Mayoritas pranakan Tionghoa di Indonesia yang lebih suka dipulihkannya kembali sebutan Tionghoa, mereka tegas menentang sebutan Cina, karena sebutan Cina yang mengandung penghinaan itu sangat melukai perasaan mereka. Tuntutan demikian ini adalah satu tuntutan yang wajar, dan tentunya sangat bermanfaat untuk memperkokoh kerukunan dan persatuan nasional, sangat menguntungkan bagi usaha mendorong maju ketentraman dan kemakmuran masyarakat Indonesia.

6 comments:

  1. saya setuju tulisan tadi, bahwa kata "cina" sesungguhnya adalah kata yang netral. kita lihat saja nama salah satu daerah di Jakarta : Bidara Cina, begitu juga di jawa ada jenis kacang kacangan yang diberi nama kacang cino/kacang tanah ( nama nama ini sudah ada jauh sebelum Soeharto berkuasa). kata "cina" menjadi tidak netral, sesungguhnya hanya karena alasan alasan politis saja. Barangkali sama dengan istilah "Indon" di Malaysia yang digunakan untuk menghina Indonesia.Jadi kalau kata cina memang terkesan menghina, sebaiknya kita pakai kata yang lain yang tidak menyakitkan perasaan, apa sih usahnya?. tapi ada cerita lain yang justru kontras dengan yang saya tulis diatas : kata "Dangdut"awalanya juga sebuah hinaan, tapi sekarang pemusik Melayu (nama sesungguhnya Dangdut) justru bangga disebut Dangdut, begitu juga istilah "Buaya Keroncong" tadinya juga sebutan yang menunjuk orang orang yang sehari hari kerjanya cuma main musik keroncong saja.

    ReplyDelete
  2. Mas Lambertus,

    Tulisan yang sangat komprehensif mengenai penggunaan cina, china, tiongkok... Saya sendiri lebih suka menggunakan "Tiongkok" dan "Tionghoa", atau "Cina" untuk hal2 yang sudah lama digunakan untuk penamaan benda2 seperti petai cina, pacar cina, dsb.
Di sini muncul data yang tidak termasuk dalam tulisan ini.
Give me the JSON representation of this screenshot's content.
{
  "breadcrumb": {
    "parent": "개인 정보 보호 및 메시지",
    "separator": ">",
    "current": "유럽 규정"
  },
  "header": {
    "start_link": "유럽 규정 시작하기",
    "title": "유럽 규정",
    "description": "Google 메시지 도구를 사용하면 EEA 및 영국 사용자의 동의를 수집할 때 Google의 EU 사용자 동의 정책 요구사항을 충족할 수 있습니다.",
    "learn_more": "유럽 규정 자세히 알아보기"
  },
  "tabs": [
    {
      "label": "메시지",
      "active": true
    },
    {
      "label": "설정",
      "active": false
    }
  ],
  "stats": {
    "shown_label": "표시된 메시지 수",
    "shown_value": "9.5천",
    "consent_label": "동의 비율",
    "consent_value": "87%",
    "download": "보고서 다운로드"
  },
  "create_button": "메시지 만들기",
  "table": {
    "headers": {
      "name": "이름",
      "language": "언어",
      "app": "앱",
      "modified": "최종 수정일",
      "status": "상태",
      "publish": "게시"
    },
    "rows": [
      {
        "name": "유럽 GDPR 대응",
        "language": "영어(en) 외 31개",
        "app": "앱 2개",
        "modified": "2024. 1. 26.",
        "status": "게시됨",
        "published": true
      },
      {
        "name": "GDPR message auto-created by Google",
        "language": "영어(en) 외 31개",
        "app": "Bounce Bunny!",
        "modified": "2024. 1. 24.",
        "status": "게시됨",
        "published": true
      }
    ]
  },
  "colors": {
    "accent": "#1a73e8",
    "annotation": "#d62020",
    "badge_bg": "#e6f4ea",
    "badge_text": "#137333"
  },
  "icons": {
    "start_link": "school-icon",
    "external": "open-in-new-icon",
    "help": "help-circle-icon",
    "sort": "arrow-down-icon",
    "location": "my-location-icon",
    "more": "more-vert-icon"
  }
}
    Saya akan menggunakan tulisan Mas Lambertus untuk (kiranya diberikan izin) men-seragamkan penamaan Negeri Tirai Bambu ini dalam upaya diplomasi kita... Mudah2an berhasil...

    Sekedar menambahkan, KBBI Online belum menerima penggunaan "china"... Hanya "tiongkok" dan "cina"...

    ReplyDelete
  3. Terima kasih atas apresiasi Mas Santo. Istilah ini sudah lama saya diskusikan dengan beberapa tokoh dan pengusaha Tionghoa, plus pengamat masalah Tionghoa di Surabaya.

    Memang perlu banyak waktu untuk mengubah pandangan masyarakat Indonesia pada isu Tionghoa ini. Selama Orde Baru kita semua nyaris tidak diberi peluang untuk belajar masalah Tionghoa yang kaya kebudayaan, tradisi, peradaban, dengan bahasa yang luar biasa.

    Bangsa Tiongkok yang sangat percaya diri, tidak begitu saja membebek kekuatan dan pola pikir Barat. Selamat berkarya Mas Santo dan semoga selalu diberkati Tuhan.

    ReplyDelete
  4. Bangsa Tionghoa, bukan Tiongkok..
    Tiongkok = negaranya.. Guo/kok = negara
    San Guo / Sam kok = Tiga negara.

    Tionghoa = orangnya.

    ReplyDelete
  5. ini uraian yg sangat gamblang dan menjelaskan apa yg selamai ini jadi pertanyaan saya.

    ReplyDelete
  6. wow... saya baru tahu setelah membaca artikel ini.
    xiexie ni. salam buat bung hurek.